If industrial policy is justified by market failures, the next question is how — what instruments a government uses to promote industry, and how each can succeed or fail. This module surveys the toolkit, distinguishes the broad from the targeted, and confronts the failure modes that turn industrial policy from a corrective for market failure into a source of waste and capture.
The instruments
- Subsidies — direct production or export subsidies, grants, and tax incentives. Powerful but fiscally costly, often captured, and constrained by WTO rules (which limit export subsidies).
- Directed credit and development banks — channelling finance to priority sectors at favourable terms (the classic East Asian tool, addressing the capital-market failure).
- Protection — tariffs and trade measures sheltering infant industries (the trade-and-development module, with all its risks).
- Special economic zones — geographically delimited areas with special rules and infrastructure (its own module).
- Local-content requirements — forcing firms to source inputs domestically to build linkages (effective at building supplier industries but costly and often WTO-illegal).
- Public investment and infrastructure — providing the power, transport, and skills that industry needs (a horizontal instrument).
- Public procurement — using government purchasing to create demand for domestic producers.
- R&D support, skills, and standards — building the capabilities and the innovation base.

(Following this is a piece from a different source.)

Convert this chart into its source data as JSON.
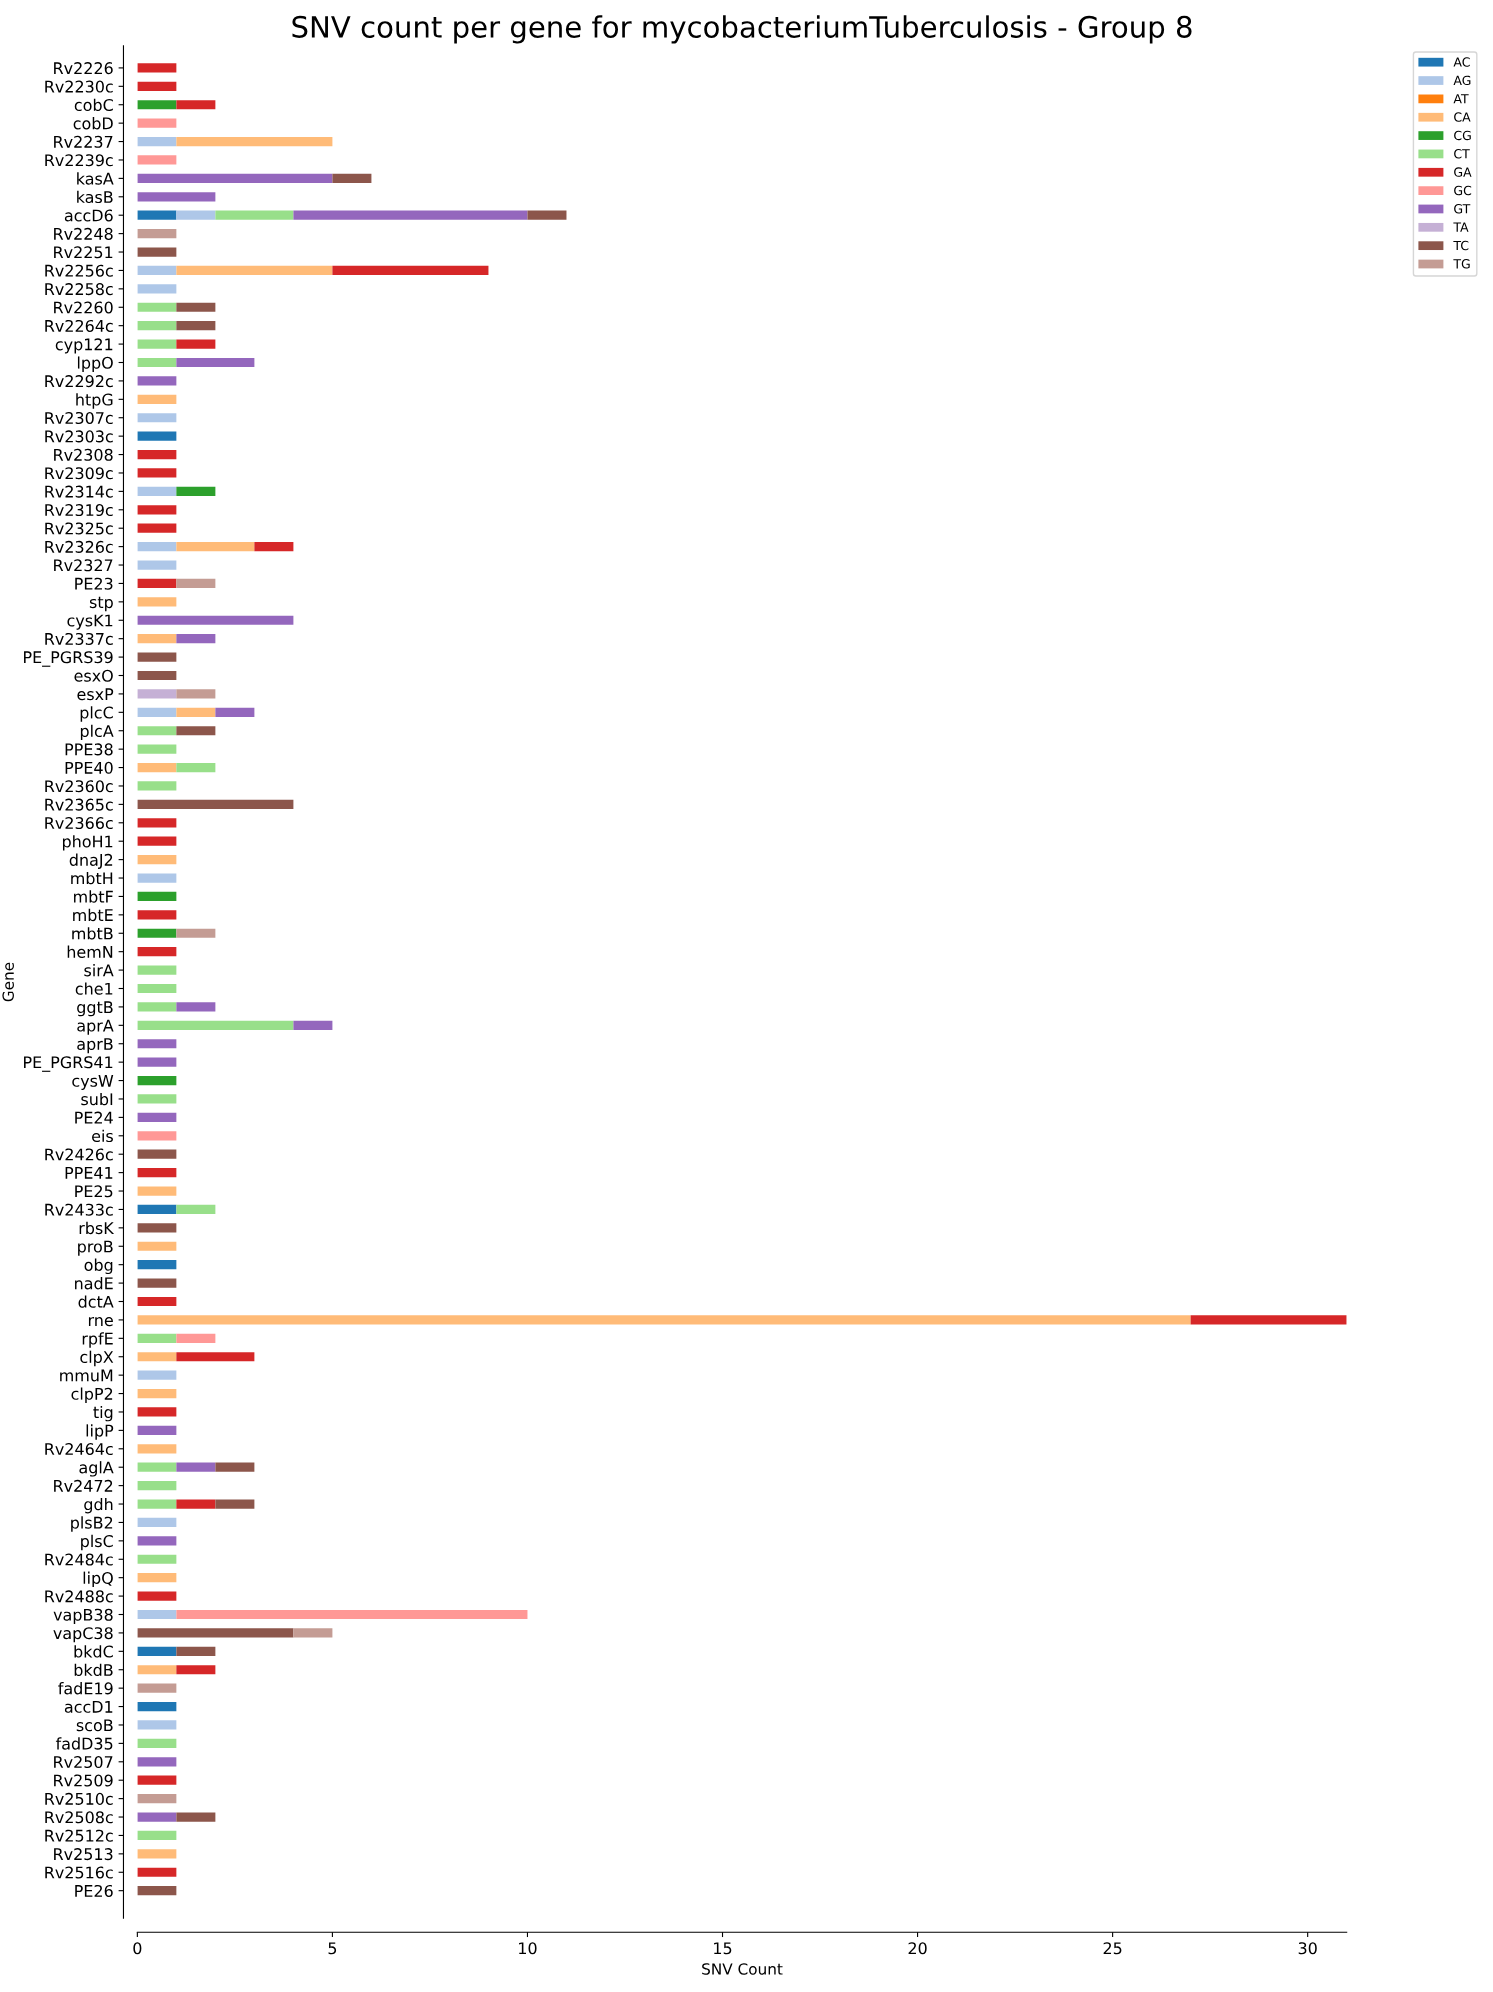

Horizontal versus vertical
Broad enabling vs targeted promotion
A fundamental distinction: • Horizontal (functional) instruments are economy-wide — they improve the general environment for all industry without favouring specific sectors: infrastructure, education and skills, a good business climate, macroeconomic stability, R&D support broadly. These are the least controversial (they correct general failures and are hard to capture) and the foundation of any industrial strategy. • Vertical (selective) instruments target SPECIFIC sectors or activities — a subsidy for the textile industry, protection for autos, directed credit to electronics. These are more powerful (they can decisively promote a chosen activity) but more dangerous — they require the government to choose what to promote (the picking-winners problem), and they are far more vulnerable to capture and rent-seeking (a sector-specific benefit is exactly what an organised lobby will fight to obtain and entrench — the Political Economy course). The modern consensus leans toward getting the horizontal foundations right first (the binding constraints — the picking-winners module), and using vertical instruments selectively, with discipline, where a specific market failure (a coordination or discovery failure in a particular activity) genuinely warrants it. Pure horizontal policy may be too passive (it doesn't address activity-specific failures); pure vertical policy is too capture-prone — the art is the right combination.
The failure modes
How industrial policy goes wrong
Industrial policy's bad reputation comes from real failure modes, which any design must guard against: • Capture and rent-seeking — sector-specific support is a rent that organised industries will lobby and bribe to obtain and keep (the Political Economy & Governance area). The support flows to the politically powerful, not the economically promising, and persists long after any justification (protection that never ends). • No discipline — support given unconditionally, with no requirement to become competitive, produces permanent dependants rather than future champions (the ISI failure — the trade course). The absence of discipline is the single most common and most fatal flaw. • Fiscal cost — subsidies and directed credit cost real money (and create contingent liabilities — the Budgeting/Sovereign Debt courses), which revenue-constrained states can ill afford, especially if the supported industries never pay off. • Government failure exceeding market failure — the intervention can be worse than the market failure it corrects (the public-choice critique): if the government lacks the capacity and autonomy to implement industrial policy well, the cure is worse than the disease. The lesson: industrial policy requires not just a market-failure justification but the STATE CAPACITY and DISCIPLINE to implement it without succumbing to capture — which is why the developmental-state and state-capacity questions (the Governance course) are inseparable from the industrial-policy question. Bad industrial policy is worse than none.
Choosing instruments
Matching instruments to objectives and constraints is the practical craft. Principles: prefer instruments that target the specific market failure most directly (a discovery failure calls for supporting experimentation, a coordination failure for coordinating complementary investments, a capital-market failure for directed credit — don't use a tariff for a problem that isn't about trade); prefer horizontal where the failure is general and vertical only where it is activity-specific; build discipline and time limits into every vertical instrument (conditional on performance, with a sunset); choose instruments the state actually has the capacity to administer well (a low-capacity state should not attempt the discretionary, capture-prone instruments that require strong autonomous bureaucracy); and prefer cost-based over profit-based support (investment allowances over tax holidays — the Tax Policy course's lesson on incentives). The instrument must fit the failure, the state's capacity, and the discipline to make it work — not just the political demand for support.
Exercise
A government wants to develop a domestic agro-processing industry. Its options include: (a) building rural electrification and roads, (b) a 10-year tax holiday for agro-processing firms, (c) directed credit through a development bank to agro-processors, and (d) a high tariff on imported processed foods. (1) Classify each instrument as horizontal or vertical. (2) Identify which market failure each best addresses. (3) Assess the failure-mode risks of the vertical instruments. (4) Recommend an instrument mix and explain how to build in discipline.